Adair J. also confirmed that extrinsic evidence is admissible when considering whether a document is a valid will and whether the deceased had testamentary intent: Yaremkewich Estate (Re), 2015 BCSC 1124 at paras. 31 – 32.

Key factors in the analysis

Adair J. found on a balance of probabilities that the 2014 journal entry, while authentic, did not represent a deliberate and final expression of Ms. Hadley’s testamentary intentions. Particular weight was placed on the following factors (at para. 60):

  • Ms. Hadley did not disclose the existence of the 2014 journal entry to anyone.
  • After making the journal entry, she took steps to make an appointment with a lawyer in respect of changing her 2008 will. Ms. Hadley also communicated to a representative from Canada Trust that she wished to make changes to her 2008 will. She did not say anything to either of them to the effect that she had already made a new will.
  • Ms. Hadley’s notes on the original and copy of the 2014 letter from Canada Trust, which express a desire to make a new will, are inconsistent with the 2014 journal entry representing her testamentary intentions.
  • Ms. Hadley knew what was involved in making new a will, and she expected to communicate the changes she wanted to make to a lawyer, who would prepare a new will for her. The changes (unlike the contents of the journal) were not going to be kept secret. For Ms. Hadley, the contents of the journal were quite different from a will. They were notes only to herself.

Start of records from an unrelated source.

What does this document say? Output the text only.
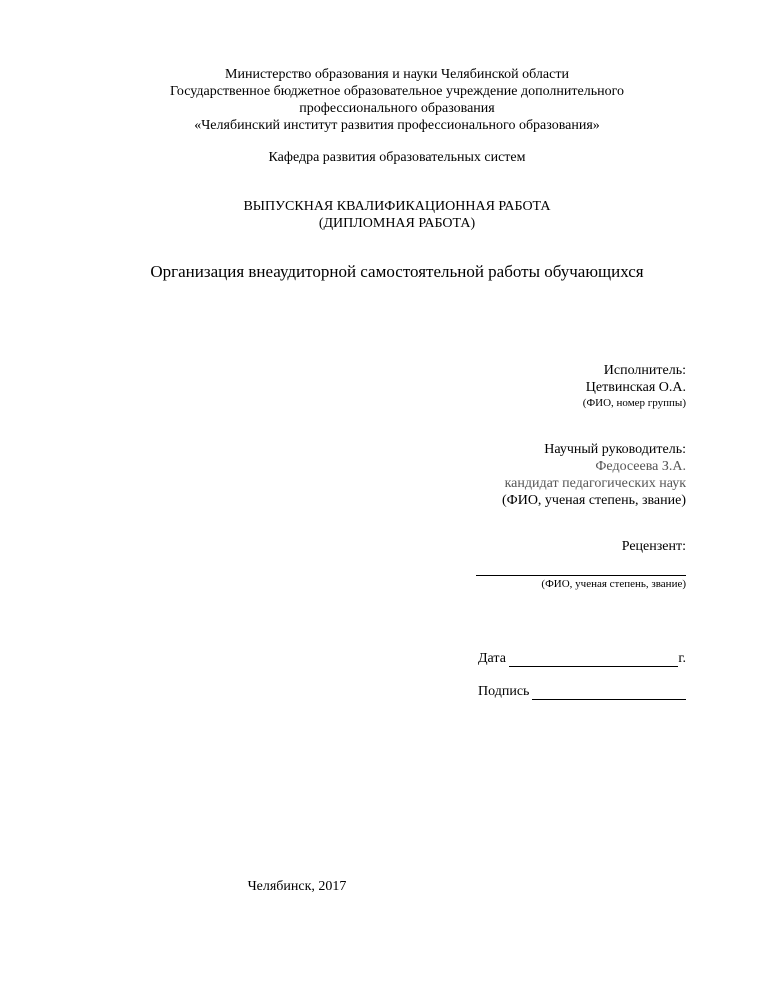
Министерство образования и науки Челябинской области
Государственное бюджетное образовательное учреждение дополнительного
профессионального образования
«Челябинский институт развития профессионального образования»
Кафедра развития образовательных систем
ВЫПУСКНАЯ КВАЛИФИКАЦИОННАЯ РАБОТА
(ДИПЛОМНАЯ РАБОТА)
Организация внеаудиторной самостоятельной работы обучающихся
Исполнитель:
Цетвинская О.А.
(ФИО, номер группы)
Научный руководитель:
Федосеева З.А.
кандидат педагогических наук
(ФИО, ученая степень, звание)
Рецензент:
(ФИО, ученая степень, звание)
Дата	г.
Подпись
Челябинск, 2017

Adair J. concluded that the 2014 journal entry did not have testamentary status and the deficiencies as to form could not be cured under s. 58 of WESA.

Final word on using WESA to cure deficiencies in a document purporting to be a will

The s. 58 analysis asks whether the court is satisfied that a document is authentic and records the testator’s deliberate or fixed and final expression of intention as to the disposal of her property upon death. The central concern when determining the deceased’s testamentary intent is the finality of her decision. When the document only amounts to instructions to create a will, or the document is not completed, or there is some other circumstance that negates the finality of the document, then that document does not represent its creator’s testamentary intent, and s. 58 of WESA cannot be applied to cure non-compliance with testamentary formalities.